3. Martos J, Ahn Pinto KV, Feijó Miguelis TM, Cavalcanti MC, César Neto JB. Clinical treatment of necrotizing ulcerative gingivitis: a case report with 10-year follow-up. Gen Dent. 2019 May-Jun;67(3):62-65.

4. Shilpa Syam, T. N. Uma Maheswari. Guidelines for Clinical Management of patients with Acute Necrotizing Ulcerative Gingivitis : A Literature Review. Research J. Pharm. and Tech 2019; 12(8): 4027-4030. 

5. Armitage, G.C. Development of a Classification System for Periodontal Diseases and Conditions. Ann  Periodontol 1999;4 :1-6.

6. Holmstrup, P, Plemons, J, Meyle, J. Non–plaque-induced gingival diseases. J Clin Periodontol. 2018; 45( Suppl 20): S28– S43.

7. Malek R, Gharibi A, Khlil N, Kissa J. Necrotizing Ulcerative Gingivitis. Contemp Clin Dent. 2017 Jul-Sep;8(3):496-500.

8. Aaron SL, DeBlois KW. Acute Necrotizing Ulcerative Gingivitis. StatPearls. 2022.

9. Spector, A.M., Postolache, T.T., Akram, F. et al. Psychological Stress: A Predisposing and Exacerbating Factor in Periodontitis. Curr Oral Health Rep 7, 208–215 (2020).

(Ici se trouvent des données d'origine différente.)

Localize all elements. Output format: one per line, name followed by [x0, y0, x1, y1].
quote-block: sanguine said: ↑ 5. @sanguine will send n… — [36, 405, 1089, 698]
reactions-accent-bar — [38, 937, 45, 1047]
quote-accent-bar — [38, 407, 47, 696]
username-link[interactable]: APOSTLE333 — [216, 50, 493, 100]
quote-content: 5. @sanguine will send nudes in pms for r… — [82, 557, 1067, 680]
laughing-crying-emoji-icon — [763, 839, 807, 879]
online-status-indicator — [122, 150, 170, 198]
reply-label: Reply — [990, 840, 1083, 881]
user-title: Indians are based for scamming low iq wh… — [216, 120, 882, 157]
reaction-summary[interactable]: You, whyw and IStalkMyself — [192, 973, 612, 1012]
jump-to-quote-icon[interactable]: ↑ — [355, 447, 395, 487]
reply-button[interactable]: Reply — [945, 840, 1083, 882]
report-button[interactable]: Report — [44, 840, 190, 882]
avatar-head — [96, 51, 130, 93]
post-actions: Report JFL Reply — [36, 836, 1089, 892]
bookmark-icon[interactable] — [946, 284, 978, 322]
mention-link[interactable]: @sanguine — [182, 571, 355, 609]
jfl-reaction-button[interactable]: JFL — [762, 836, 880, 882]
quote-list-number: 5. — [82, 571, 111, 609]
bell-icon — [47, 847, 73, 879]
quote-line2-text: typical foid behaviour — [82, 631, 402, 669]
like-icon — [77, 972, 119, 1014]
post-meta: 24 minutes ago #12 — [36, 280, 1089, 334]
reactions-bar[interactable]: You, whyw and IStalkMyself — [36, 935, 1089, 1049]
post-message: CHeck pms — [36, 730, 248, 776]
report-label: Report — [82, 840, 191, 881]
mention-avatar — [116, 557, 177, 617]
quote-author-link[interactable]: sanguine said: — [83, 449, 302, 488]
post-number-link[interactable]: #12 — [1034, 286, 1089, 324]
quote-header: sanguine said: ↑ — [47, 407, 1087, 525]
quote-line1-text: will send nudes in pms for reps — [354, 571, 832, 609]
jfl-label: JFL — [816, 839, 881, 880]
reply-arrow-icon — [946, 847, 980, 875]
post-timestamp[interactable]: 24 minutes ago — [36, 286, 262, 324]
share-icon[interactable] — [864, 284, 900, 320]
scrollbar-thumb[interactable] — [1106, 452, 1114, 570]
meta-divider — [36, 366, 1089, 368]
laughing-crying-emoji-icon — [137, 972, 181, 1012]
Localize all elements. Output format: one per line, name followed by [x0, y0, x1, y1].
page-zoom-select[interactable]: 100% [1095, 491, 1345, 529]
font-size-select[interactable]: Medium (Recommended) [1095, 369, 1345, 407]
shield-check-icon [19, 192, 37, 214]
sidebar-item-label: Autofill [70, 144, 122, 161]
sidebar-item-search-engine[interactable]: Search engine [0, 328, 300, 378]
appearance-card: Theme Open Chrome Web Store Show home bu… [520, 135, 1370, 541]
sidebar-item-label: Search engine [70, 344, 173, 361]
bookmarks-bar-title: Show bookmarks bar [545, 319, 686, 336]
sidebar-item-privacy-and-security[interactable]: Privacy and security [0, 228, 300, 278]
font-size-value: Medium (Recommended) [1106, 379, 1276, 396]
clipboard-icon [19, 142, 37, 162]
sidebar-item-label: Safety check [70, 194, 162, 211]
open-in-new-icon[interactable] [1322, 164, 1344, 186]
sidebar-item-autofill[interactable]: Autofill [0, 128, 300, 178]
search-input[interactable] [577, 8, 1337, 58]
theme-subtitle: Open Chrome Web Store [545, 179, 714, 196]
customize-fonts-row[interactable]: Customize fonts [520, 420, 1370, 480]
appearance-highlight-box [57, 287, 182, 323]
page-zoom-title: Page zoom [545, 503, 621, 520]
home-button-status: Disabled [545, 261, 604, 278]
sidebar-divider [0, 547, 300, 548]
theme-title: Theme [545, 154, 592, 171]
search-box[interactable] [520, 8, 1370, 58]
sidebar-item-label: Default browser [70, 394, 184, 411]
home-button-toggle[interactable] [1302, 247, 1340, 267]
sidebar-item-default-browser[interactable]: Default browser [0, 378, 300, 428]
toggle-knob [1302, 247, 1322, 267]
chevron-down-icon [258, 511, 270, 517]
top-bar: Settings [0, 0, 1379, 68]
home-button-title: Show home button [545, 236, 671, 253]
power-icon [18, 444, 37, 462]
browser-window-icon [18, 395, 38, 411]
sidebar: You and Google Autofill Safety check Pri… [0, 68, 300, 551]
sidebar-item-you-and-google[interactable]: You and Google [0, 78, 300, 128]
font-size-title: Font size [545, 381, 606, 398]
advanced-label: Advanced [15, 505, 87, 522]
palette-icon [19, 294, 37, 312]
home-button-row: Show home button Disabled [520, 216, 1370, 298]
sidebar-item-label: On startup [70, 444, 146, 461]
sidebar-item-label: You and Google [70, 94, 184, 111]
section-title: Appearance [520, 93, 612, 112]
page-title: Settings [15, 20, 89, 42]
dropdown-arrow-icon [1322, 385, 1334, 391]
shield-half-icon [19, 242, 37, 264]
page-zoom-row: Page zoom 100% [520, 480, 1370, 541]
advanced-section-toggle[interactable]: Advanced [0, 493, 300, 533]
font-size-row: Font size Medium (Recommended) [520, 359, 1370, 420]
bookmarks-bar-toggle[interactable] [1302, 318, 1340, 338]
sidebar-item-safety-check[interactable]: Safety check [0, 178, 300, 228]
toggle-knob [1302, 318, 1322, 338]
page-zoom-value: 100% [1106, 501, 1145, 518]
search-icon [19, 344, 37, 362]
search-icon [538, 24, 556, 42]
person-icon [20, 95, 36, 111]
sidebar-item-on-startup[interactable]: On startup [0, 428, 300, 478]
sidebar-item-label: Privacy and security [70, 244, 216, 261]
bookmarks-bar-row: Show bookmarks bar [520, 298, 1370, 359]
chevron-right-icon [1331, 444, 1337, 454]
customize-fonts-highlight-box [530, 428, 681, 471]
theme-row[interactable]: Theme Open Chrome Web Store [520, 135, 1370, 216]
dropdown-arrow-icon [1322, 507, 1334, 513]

10. Subair K and coll. Necrotizing gingivitis and periodontics an outlook. J Dental Sci Res Rep, 2022.

11. Listgarten, M.A. Pathogenesis of Periodontitis. J. Clin. Periodontol. 1986, 13, 418–430.

12. Loesche WJ, Syed SA, Laughon BE, Stoll J. The bacteriology of acute necrotizing ulcerative gingivitis. J Periodontol. 1982 Apr;53(4):223-30.

13. Herrera D, Retamal-Valdes B, Alonso B, Feres M. Acute periodontal lesions (periodontal abscesses and necrotizing periodontal diseases) and endo-periodontal lesions. J Periodontol. 2018 Jun;89 Suppl 1:S85-S102.

14. Martos J, Ahn Pinto KV, Feijó Miguelis TM, Cavalcanti MC, César Neto JB. Clinical treatment of necrotizing ulcerative gingivitis: a case report with 10-year follow-up. Gen Dent. 2019 May-Jun;67(3):62-65.

15. Herrera D, Alonso B, de Arriba L, Santa Cruz I, Serrano C, Sanz M. Acute periodontal lesions. Periodontol 2000. 2014;65:149–77.